Making A Commitment
Politicians seeking office make promises, this we know. Do these promises alter voters’ beliefs about the policies the politician will implement if elected? Elections are certainly won and lost on campaign promises so politicians are unlikely to give them up anytime soon. The flip side of the coin is that these commitments may later come back to haunt an office-holder. For this reason, candidates must temper their promises in anticipation of future elections. But do politicians really go out to make outlandish promises? And more importantly, do they actually break these promises?
What's in a Promise?
Promises are made to set oneself apart from the next candidate. How can you differentiate your political operation from someone in the same constituency? Simple, promise the voter something that your opposition can’t.
Campaign promises are usually related to what is currently on the agenda for the electorate.

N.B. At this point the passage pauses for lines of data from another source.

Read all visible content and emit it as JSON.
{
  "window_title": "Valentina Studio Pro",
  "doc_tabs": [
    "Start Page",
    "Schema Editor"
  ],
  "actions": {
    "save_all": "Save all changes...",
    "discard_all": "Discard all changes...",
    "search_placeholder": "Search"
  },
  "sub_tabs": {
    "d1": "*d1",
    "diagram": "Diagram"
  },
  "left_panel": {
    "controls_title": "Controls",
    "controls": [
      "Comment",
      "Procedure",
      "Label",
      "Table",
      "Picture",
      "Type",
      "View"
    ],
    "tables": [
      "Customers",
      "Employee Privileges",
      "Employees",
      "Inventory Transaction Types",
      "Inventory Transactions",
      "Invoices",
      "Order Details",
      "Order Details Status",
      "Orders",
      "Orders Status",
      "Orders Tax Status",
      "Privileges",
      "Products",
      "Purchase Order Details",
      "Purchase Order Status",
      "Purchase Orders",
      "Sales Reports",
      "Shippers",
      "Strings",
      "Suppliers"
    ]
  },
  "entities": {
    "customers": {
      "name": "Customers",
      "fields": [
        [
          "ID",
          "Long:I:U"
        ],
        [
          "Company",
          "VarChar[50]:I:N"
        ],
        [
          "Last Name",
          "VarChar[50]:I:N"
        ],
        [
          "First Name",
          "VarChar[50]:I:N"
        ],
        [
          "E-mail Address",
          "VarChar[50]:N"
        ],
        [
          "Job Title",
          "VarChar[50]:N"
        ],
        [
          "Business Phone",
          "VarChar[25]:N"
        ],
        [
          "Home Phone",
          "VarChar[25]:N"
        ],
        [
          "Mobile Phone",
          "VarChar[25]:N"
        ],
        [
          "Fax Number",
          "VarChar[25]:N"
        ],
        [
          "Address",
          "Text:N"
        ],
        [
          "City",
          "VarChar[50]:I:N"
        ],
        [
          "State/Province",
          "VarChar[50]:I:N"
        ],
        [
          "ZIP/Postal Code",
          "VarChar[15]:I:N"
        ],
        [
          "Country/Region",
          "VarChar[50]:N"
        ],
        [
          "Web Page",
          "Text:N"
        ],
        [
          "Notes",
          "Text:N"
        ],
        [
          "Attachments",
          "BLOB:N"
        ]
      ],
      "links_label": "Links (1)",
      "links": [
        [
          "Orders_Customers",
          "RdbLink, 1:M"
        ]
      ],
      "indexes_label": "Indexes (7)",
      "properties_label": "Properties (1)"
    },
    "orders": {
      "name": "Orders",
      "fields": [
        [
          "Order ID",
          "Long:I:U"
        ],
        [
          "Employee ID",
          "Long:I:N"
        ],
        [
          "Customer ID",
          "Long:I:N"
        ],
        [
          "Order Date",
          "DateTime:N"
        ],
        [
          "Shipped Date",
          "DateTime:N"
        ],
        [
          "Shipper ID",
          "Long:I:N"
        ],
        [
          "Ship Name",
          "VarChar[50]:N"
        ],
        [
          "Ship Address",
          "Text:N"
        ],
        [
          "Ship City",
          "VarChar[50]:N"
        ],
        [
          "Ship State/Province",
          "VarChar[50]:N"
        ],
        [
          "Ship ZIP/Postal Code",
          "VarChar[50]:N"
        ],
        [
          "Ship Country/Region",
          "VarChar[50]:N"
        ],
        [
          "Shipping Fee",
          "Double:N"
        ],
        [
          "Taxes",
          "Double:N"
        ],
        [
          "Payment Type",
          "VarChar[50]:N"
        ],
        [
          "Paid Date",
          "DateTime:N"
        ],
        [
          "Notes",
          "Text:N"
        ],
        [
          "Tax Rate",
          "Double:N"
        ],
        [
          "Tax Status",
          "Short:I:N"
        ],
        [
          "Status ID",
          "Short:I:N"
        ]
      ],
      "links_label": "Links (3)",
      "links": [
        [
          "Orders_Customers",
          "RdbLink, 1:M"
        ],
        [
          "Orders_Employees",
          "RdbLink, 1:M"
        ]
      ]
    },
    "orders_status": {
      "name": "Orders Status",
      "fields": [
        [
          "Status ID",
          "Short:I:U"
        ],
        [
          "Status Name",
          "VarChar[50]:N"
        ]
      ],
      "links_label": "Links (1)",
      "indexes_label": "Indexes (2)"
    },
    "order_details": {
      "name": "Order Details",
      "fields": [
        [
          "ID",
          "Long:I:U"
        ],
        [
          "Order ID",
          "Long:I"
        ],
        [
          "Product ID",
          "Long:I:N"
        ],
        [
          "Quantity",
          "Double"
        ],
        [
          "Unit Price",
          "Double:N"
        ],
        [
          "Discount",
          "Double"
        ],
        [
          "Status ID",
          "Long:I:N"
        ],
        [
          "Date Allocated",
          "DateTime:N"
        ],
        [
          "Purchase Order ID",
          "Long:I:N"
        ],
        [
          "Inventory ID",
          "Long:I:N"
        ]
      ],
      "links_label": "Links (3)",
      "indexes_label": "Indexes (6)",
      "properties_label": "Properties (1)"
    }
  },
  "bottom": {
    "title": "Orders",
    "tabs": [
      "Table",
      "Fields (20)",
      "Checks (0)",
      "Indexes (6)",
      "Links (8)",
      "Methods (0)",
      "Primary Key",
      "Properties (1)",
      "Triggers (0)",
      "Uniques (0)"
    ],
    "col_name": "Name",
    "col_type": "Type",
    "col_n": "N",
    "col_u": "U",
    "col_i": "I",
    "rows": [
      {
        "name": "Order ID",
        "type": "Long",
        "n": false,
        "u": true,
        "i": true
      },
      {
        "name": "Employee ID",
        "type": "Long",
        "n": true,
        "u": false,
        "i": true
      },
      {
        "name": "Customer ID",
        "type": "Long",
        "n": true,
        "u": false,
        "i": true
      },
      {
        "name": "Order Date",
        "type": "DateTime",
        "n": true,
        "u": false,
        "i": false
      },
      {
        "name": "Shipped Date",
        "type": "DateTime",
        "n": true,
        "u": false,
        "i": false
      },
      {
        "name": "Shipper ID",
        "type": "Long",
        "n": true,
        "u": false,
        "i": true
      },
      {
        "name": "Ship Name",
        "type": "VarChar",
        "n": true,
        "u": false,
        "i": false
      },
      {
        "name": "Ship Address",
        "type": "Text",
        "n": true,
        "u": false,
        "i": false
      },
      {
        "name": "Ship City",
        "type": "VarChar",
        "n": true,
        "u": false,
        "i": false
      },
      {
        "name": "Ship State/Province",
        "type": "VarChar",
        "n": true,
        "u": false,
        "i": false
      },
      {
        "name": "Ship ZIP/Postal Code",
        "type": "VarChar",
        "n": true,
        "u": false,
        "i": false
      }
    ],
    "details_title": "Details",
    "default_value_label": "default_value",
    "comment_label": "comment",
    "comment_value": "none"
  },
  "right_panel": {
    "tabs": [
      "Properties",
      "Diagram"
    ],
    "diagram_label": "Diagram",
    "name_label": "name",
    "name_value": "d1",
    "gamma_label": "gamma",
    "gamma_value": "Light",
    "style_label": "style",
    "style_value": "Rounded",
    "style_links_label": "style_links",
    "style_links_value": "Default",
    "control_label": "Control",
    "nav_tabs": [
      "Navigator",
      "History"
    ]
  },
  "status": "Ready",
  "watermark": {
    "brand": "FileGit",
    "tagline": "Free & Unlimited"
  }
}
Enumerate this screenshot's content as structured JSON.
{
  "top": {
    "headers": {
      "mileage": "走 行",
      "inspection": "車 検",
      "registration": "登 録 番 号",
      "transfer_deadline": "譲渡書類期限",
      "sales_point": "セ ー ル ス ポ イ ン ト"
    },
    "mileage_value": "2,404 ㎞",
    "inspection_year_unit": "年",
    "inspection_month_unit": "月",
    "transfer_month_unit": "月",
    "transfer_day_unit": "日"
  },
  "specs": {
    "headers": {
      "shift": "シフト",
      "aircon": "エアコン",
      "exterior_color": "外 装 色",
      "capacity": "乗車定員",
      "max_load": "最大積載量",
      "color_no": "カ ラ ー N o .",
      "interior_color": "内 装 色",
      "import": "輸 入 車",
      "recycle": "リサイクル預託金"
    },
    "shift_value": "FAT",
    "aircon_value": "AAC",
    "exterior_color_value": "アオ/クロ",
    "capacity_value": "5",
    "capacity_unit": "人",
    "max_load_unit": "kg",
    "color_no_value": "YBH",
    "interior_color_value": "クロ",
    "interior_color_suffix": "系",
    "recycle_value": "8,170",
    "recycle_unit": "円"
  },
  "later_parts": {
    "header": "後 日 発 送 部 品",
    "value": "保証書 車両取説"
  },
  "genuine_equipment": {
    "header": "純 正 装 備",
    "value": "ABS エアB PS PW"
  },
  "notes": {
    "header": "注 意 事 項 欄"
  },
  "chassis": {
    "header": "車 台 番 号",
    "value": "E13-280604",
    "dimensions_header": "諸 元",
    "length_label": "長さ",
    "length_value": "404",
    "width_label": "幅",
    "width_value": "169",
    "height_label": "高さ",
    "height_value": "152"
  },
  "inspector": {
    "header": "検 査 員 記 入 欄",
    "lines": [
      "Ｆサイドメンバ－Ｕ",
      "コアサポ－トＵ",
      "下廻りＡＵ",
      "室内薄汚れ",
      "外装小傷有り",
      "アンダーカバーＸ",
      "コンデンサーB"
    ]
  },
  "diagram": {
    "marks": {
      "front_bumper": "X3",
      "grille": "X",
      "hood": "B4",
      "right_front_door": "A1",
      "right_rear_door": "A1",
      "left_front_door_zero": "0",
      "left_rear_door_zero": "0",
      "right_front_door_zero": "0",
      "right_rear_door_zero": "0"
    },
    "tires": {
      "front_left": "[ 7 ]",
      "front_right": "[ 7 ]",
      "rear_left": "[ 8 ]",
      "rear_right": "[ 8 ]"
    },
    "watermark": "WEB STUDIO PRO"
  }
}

There isn’t an election that doesn’t offer “ fewer taxes” or “more jobs”, things that, through the ages, have been dusted off and reused again and again. Other commitments from politicians can be more ideological in nature, though, for example, right to life issues or gun control can position a politician with a certain voter bloc and cement support in that way. Taking a stance for or against doesn’t mean that you will be able to bring them into law, but it does mean that you will be putting yourself directly in with supporters of the same.
The skeptics among us will say politicians will promise the moon and the sun and never follow through. The media is always quick to exploit this stereotype. Politicians don’t actively make promises and have no intention of following through on them. Trying to blaze the way on the campaign trail can be difficult and more often than not, you can find yourself forced into making a commitment or promise which you had not planned for. There can be a lack of control or planning in campaign promises and they do not represent a plan of action for government. Off the cuff remarks at political rallies or talk shows have a way of cementing themselves in the public psyche even though these commitments were never intended to become part of the government's agenda.
However, politicians usually do try to fulfil promises because reneging is politically toxic. Presidential Candidate George H.W. Bush's "Read my lips: No new taxes" promise is one such example of an unkept promise. Bush created this famous sound byte at the 1988 Republican National Convention. Unfortunately, once in office, he had no choice but to raise taxes in an effort to reduce the budget deficit and provide needed funding drawing particular ire from his one-time supporters.
Politicians are wary of making promises that they know may come back to haunt them, but they still can’t avoid them when an election campaign really kicks off. Research suggests that, in fact, politicians do tend to keep their promises.
The Credibility Battle
With good intentions, presidential candidates wage their campaigns with promises designed to sway voters' opinions and get elected. Some of the promises are ideological in nature and difficult to quantify while others are more direct and accountable.
It would be ideal for all presidential candidates to just tell us that we will have to raise taxes and cut spending to make ends meet, but unfortunately, what candidates promise and what they are able to deliver can be very different things. Commitments that politicians make during campaigns can end up metaphorically tying said-politicians hands. In reality, it serves nobody well to make promises that they can’t help materialise. This is not good for government or country. So to maintain credibility, only promise things you are certain on delivering on. In the long run, it will benefit everyone.